<小言航兵衛>

断交のすすめ

 

 わが家の周りにはロクな連中が住んでいない。通りをへだてた向こうのC家は、むやみに大きな敷地をもって威張っているが、今の当主は元は召使いか何かで、いつぞやどさくさにまぎれて主人を追い出し、自分が主人の座についてしまった。

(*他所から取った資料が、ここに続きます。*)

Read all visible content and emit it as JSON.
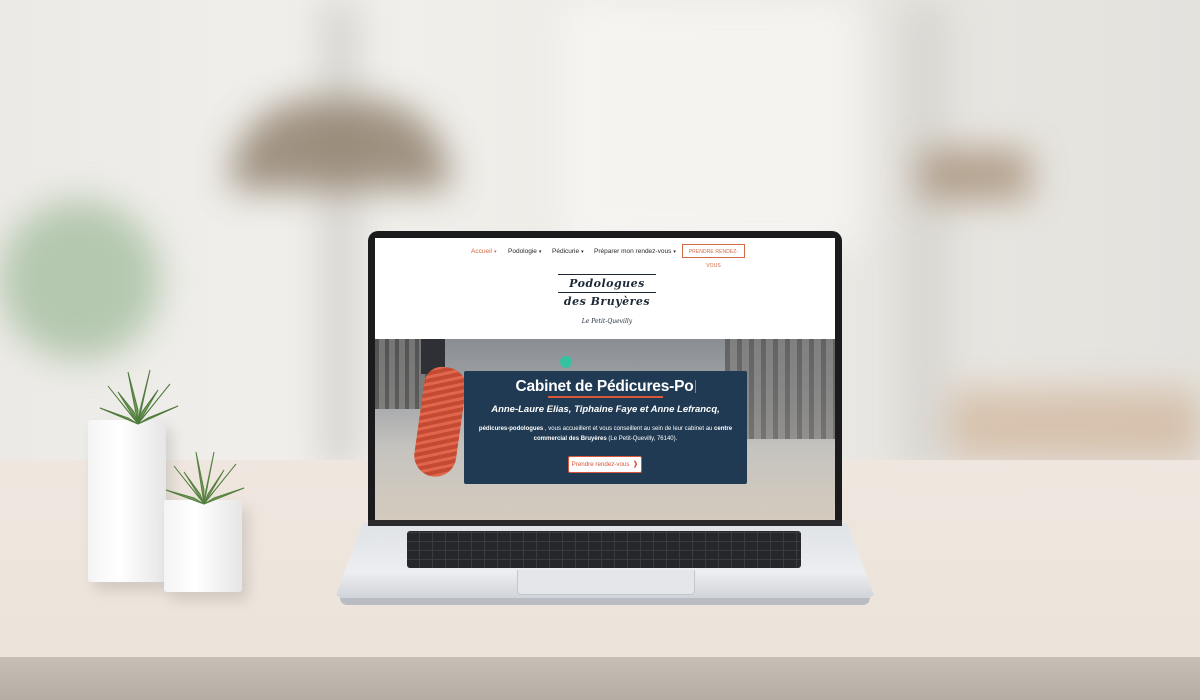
{
  "site": {
    "nav": {
      "items": [
        {
          "label": "Accueil",
          "has_dropdown": true,
          "active": true
        },
        {
          "label": "Podologie",
          "has_dropdown": true,
          "active": false
        },
        {
          "label": "Pédicurie",
          "has_dropdown": true,
          "active": false
        },
        {
          "label": "Préparer mon rendez-vous",
          "has_dropdown": true,
          "active": false
        }
      ],
      "cta_label": "PRENDRE RENDEZ-VOUS",
      "caret_icon": "chevron-down-icon"
    },
    "logo": {
      "line1": "Podologues",
      "line2": "des Bruyères",
      "subtitle": "Le Petit-Quevilly"
    },
    "hero": {
      "title": "Cabinet de Pédicures-Po",
      "names": "Anne-Laure Elias, Tiphaine Faye et Anne Lefrancq,",
      "body_bold1": "pédicures-podologues",
      "body_text1": " , vous accueillent et vous conseillent au sein de leur cabinet au ",
      "body_bold2": "centre commercial des Bruyères",
      "body_text2": " (Le Petit-Quevilly, 76140).",
      "button_label": "Prendre rendez-vous",
      "button_icon": "footprint-icon"
    }
  },
  "colors": {
    "accent": "#d06a45",
    "card_bg": "#1f3a52",
    "logo": "#1d2a36"
  }
}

 しかし、妙な思想にかぶれているので、こちらが祖先の墓参りに行ったりすると、お前の先祖は犯罪人だから墓参りはけしからんなどと言ってくる。実際は無実の罪で刑に服したのだが、正しい歴史認識を持てなどと口先だけは偉そうなことを言う。おまけに、うちの子どもが読んでいる本にまでケチをつけて祖先を無視させ、わが家系の断絶をたくらんでいる。

 そのうえ、このC家はいつの間にか通りのこちら側にまでやってきて、作物を盗むようになった。注意をすると、この土地の権利は自分の方にあるなどと、盗人猛々しいことをぬかす。

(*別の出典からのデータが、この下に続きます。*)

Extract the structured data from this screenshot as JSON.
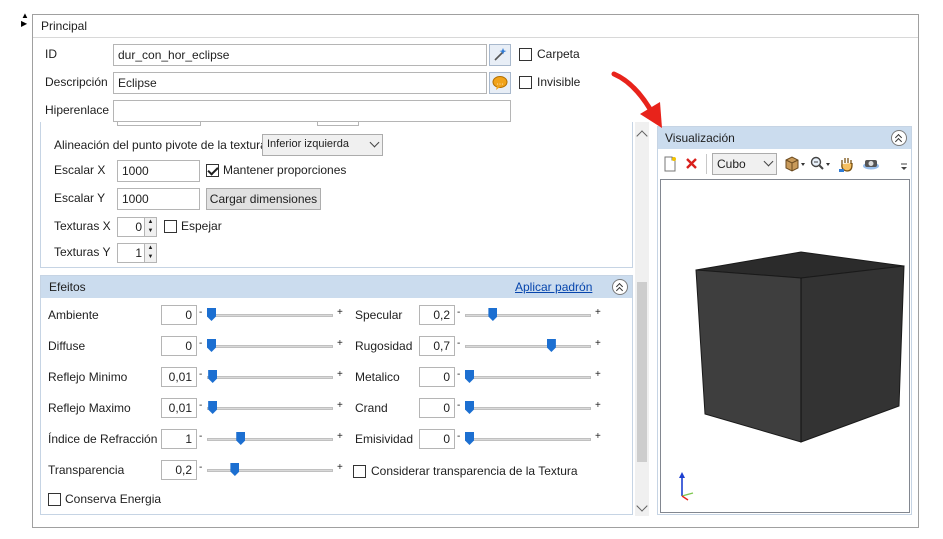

 C家のこちら側にあるK家は本来、C家とは親戚でも何でもないのだが、いつの間にか家来のような関係を結び、C家の真似をして当方の墓参りや子どもの本に苦情を言ってくる。

 最近は隣接するわが家の敷地に入りこみ、塀を巡らして番小屋のようなものを建て、そこに番人を住まわせるようになった。追い出すのは簡単だが、実力行使に出ればおそらくヒステリー状態になって何をしでかすかわからない。そのくせ当主は気が弱く、家族の注意が自分に向かうのを避けるため、こちらの悪口ばかり言う。

 K家の向こうにあるのはN家である。彼らは元来一つの家だったが、N家が無理に分家をさせられた。その分家に際して素性不明の男が入りこんで当主となり、家の中でも独裁的な権力をふるうようになった。あとの家人たちはみんな奴隷のようになって厳しい監視下に置かれ、ひどい飢えにあえぎながら家を出ることもならない。

 それというのも、北向きの土地で日あたりが悪く、作物がうまく実らないからだ。そのため奴隷たちに偽金や麻薬をつくらせ、金もうけのタネにして、当主だけが周囲に女をはべらせ、世界中から高価な食品や宝飾品を集めて、家人の困窮をよそに贅沢三昧の生活をしている。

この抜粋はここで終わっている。